Présent sur le podium de Ligue 1 depuis sa remontée parmi l’élite en 2012, l’AS Monaco est passée d’une stratégie mercato basée sur l’arrivée de grands noms (Falcao, Moutinho, James) à des campagnes de recrutement axées sur l’achat de jeunes talents capables d’être revendus au prix fort. Un positionnement qui ne fait pas toujours le bonheur de l’entraîneur Leonardo Jardim, mais qui a porté ses fruits durant la saison 2016/2017 marquée par le huitième sacre national des Monégasques.

Mais cet été, le mercato rouge-et-blanc fait pas mal jaser. João Moutinho, Souahilo Meité, Rachid Ghezzal, Terence Kongolo, Thomas Lemar, Fabinho, Adama Diakhaby et Keita Baldé sont tous partis et n’ont pas vraiment été remplacés par des renforts significatifs. Comme à son habitude, l’ASM a continué à miser sur des jeunes (Jean-Eudes Aholou, Samuel Grandsir, Antonio Barreca, Aleksander Golovin, Benjamin Henrichs, Ronaël Pierre-Gabriel, Willem Geubbels, Sofiane Diop) et seuls le Belge Nacer Chaldi, voire Pelé font figure de recrues expérimentées. L’AS Monaco a-t-elle pris un énorme risque ?

Vasilyev défend les choix de l’AS Monaco

Treizième du classement de Ligue 1 avec seulement quatre petits points (1 victoire, 1 nul, 2 défaites), le club du Rocher réalise un début de saison qui conforte les critiques. Certains imaginent même déjà le pire en Ligue des Champions, dans un groupe où figurent l’Atlético de Madrid, le Borussia Dortmund et le Club Bruges. Face à tous ces reproches, le vice-président du club Vadim Vasilyev a répondu dans un entretien accordé à L’Equipe. « Mon rôle est d’anticiper les changements sur le marché des transferts, pas de les suivre. Les résultats, on les verra vite et on les voit déjà : Pietro Pellegri (arrivé du Genoa l’hiver dernier pour 21 M€, ndlr) a été appelé en équipe d’Italie à dix-sept ans. Oui, on a pris plein de jeunes, mais on a aussi pris des joueurs pour l’équipe d’aujourd’hui. Il faut savoir distinguer l’un de l’autre. J’ai lu les critiques sur Grandsir, Aholou ou Barreca... J’ai entendu les mêmes sur Bernardo Silva, Lemar et Bakayoko, à l’époque. Laissez-leur du temps, à eux aussi. On ne passe pas d’une petite équipe de Ligue 1 à l’AS Monaco en trois matches. »

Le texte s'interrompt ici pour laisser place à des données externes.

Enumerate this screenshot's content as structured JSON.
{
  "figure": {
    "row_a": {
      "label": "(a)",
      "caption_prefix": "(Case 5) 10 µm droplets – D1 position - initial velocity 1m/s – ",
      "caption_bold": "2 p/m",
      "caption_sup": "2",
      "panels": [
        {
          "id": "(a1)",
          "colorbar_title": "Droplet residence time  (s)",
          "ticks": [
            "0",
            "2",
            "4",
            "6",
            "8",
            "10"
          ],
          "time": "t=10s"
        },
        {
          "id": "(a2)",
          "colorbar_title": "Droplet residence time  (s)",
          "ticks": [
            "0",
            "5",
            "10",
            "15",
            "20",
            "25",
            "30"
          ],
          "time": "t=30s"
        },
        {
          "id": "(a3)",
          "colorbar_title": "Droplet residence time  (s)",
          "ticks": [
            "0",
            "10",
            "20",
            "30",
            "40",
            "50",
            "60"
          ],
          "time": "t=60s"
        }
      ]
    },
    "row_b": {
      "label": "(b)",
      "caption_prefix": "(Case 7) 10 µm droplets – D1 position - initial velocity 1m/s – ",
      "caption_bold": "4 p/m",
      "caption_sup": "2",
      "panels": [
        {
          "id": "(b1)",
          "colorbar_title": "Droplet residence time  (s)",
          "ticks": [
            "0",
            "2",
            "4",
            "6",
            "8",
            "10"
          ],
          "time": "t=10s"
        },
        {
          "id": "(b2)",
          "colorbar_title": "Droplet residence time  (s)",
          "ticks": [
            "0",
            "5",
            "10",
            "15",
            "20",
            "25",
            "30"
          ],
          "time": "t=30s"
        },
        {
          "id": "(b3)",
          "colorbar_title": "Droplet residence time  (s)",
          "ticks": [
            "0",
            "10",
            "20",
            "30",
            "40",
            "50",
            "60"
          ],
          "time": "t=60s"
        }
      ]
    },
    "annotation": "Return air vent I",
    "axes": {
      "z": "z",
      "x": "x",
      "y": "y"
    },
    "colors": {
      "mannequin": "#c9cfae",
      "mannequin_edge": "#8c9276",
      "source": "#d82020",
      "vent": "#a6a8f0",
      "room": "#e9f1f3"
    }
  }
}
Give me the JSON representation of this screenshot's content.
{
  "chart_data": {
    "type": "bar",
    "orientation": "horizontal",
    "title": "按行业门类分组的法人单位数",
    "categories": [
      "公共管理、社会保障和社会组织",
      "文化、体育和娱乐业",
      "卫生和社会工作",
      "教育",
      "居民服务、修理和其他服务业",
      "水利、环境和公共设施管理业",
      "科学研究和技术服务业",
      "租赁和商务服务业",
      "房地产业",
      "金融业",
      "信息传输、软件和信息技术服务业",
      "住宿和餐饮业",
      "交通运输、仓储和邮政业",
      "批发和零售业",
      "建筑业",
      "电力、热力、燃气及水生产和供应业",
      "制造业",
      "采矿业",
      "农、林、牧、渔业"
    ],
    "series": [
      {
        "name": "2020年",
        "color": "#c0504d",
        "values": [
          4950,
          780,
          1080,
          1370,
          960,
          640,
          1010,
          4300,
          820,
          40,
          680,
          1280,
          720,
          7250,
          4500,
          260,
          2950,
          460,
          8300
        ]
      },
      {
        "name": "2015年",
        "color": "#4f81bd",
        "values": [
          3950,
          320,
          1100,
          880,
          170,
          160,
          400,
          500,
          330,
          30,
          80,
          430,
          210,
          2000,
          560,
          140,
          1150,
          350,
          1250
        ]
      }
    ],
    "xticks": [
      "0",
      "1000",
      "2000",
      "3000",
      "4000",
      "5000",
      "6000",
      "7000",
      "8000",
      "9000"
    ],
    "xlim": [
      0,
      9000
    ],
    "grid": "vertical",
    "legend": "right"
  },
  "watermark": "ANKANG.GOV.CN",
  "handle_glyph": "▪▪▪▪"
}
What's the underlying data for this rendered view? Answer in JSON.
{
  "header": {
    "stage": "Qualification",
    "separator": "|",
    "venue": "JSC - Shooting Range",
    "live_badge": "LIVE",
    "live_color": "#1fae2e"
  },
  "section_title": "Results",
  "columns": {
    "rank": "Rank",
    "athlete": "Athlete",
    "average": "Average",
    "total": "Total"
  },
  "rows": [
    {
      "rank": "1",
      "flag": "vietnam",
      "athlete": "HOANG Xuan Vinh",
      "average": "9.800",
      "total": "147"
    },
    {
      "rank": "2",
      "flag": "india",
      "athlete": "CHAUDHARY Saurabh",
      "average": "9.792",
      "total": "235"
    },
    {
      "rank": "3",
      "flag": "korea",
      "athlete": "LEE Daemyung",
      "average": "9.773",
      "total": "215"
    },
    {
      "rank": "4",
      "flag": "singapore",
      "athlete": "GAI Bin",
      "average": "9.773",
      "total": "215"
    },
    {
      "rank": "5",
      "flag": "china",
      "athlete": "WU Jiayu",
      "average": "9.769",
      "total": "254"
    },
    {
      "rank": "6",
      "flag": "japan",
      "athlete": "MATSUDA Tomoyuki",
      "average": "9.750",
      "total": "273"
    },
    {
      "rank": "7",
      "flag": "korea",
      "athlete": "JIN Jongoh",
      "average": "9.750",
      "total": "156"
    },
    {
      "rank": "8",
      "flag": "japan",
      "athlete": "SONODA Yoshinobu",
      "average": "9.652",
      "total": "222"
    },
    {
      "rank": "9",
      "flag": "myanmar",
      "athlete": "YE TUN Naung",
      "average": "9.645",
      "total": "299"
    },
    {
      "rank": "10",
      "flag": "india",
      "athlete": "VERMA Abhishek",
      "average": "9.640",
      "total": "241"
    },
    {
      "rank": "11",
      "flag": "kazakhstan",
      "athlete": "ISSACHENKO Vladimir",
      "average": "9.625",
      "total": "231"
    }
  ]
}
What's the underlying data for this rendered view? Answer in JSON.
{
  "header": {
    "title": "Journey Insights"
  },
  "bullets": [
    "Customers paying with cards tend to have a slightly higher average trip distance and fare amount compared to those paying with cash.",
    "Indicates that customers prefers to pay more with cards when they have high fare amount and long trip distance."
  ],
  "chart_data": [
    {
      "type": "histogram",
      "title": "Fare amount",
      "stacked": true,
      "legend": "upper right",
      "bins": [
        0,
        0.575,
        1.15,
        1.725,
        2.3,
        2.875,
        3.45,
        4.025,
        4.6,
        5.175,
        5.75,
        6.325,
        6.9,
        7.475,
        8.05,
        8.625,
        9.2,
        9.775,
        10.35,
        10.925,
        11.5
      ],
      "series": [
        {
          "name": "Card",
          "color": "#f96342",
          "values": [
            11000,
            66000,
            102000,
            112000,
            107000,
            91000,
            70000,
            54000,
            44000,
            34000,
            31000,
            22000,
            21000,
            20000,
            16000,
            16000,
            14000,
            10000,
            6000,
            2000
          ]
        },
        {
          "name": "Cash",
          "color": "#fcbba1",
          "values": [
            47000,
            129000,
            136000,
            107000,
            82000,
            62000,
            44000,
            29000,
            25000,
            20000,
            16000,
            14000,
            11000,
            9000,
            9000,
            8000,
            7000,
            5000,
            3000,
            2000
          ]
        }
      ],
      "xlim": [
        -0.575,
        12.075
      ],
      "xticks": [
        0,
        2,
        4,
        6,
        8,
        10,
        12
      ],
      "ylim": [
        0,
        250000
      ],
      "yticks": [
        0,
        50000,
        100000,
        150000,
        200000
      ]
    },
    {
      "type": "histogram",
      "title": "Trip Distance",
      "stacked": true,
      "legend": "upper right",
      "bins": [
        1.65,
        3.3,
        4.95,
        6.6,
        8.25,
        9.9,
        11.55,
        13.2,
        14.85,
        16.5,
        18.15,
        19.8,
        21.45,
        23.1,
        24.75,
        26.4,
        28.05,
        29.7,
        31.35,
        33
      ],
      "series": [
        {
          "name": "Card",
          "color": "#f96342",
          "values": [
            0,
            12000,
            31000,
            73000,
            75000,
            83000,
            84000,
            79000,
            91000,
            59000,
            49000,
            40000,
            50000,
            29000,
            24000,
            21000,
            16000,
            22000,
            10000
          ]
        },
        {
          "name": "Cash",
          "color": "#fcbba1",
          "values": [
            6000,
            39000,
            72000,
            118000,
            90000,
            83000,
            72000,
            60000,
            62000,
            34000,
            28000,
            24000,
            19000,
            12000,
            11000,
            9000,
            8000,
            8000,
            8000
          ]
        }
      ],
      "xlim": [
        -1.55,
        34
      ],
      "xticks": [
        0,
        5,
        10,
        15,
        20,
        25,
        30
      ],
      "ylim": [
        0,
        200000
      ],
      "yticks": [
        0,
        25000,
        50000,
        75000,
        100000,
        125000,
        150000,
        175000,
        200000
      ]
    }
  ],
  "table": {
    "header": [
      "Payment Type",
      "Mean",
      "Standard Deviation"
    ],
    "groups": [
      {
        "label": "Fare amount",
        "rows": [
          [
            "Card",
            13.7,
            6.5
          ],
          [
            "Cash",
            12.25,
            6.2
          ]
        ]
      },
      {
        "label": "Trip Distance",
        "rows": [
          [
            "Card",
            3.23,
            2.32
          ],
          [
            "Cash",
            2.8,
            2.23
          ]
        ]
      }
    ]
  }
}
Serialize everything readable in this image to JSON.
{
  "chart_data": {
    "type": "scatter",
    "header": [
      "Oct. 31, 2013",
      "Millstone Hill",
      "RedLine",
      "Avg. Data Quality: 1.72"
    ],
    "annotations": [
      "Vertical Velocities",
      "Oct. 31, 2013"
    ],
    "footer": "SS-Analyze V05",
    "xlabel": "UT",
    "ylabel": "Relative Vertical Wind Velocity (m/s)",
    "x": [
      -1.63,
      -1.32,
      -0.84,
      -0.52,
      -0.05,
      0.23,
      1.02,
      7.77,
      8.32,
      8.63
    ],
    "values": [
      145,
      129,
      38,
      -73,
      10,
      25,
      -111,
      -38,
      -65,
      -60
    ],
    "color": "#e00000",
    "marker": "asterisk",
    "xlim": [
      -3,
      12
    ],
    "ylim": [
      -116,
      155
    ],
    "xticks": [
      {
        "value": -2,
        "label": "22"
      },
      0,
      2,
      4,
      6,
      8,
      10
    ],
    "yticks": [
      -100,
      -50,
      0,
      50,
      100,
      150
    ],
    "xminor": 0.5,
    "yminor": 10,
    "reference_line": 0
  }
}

Ardent défenseur des recrues monégasques, Vasyliev est ensuite revenu sur la décision du club du Rocher d’avoir laissé filer trois cadres, à savoir Fabinho (Liverpool), Thomas Lemar (Atlético de Madrid) et João Moutinho (Wolverhampton). Et visiblement, le dirigeant russe ne comprend pas les critiques qu’il qualifie de "retournement de veste opportuniste". « Ceux qui nous reprochent ça sont les mêmes qui nous ont reproché d’avoir conservé Lemar et Fabinho l’an dernier, de peur qu’ils fassent la saison de trop. Lemar s’est fait massacrer dans les journaux, la saison passée, avec les notes les plus basses. Et, aujourd’hui, on nous dit qu’il ne fallait pas vendre ces joueurs ». Une mise au point qui mérite de laisser du temps à l’ASM version 2018/2019 de se construire. Mais Vasyliev le sait, si son club ne retrouve pas les sommets du championnat d’ici la fin de la saison, la vague de critiques viendra encore une fois déferler sur le Rocher.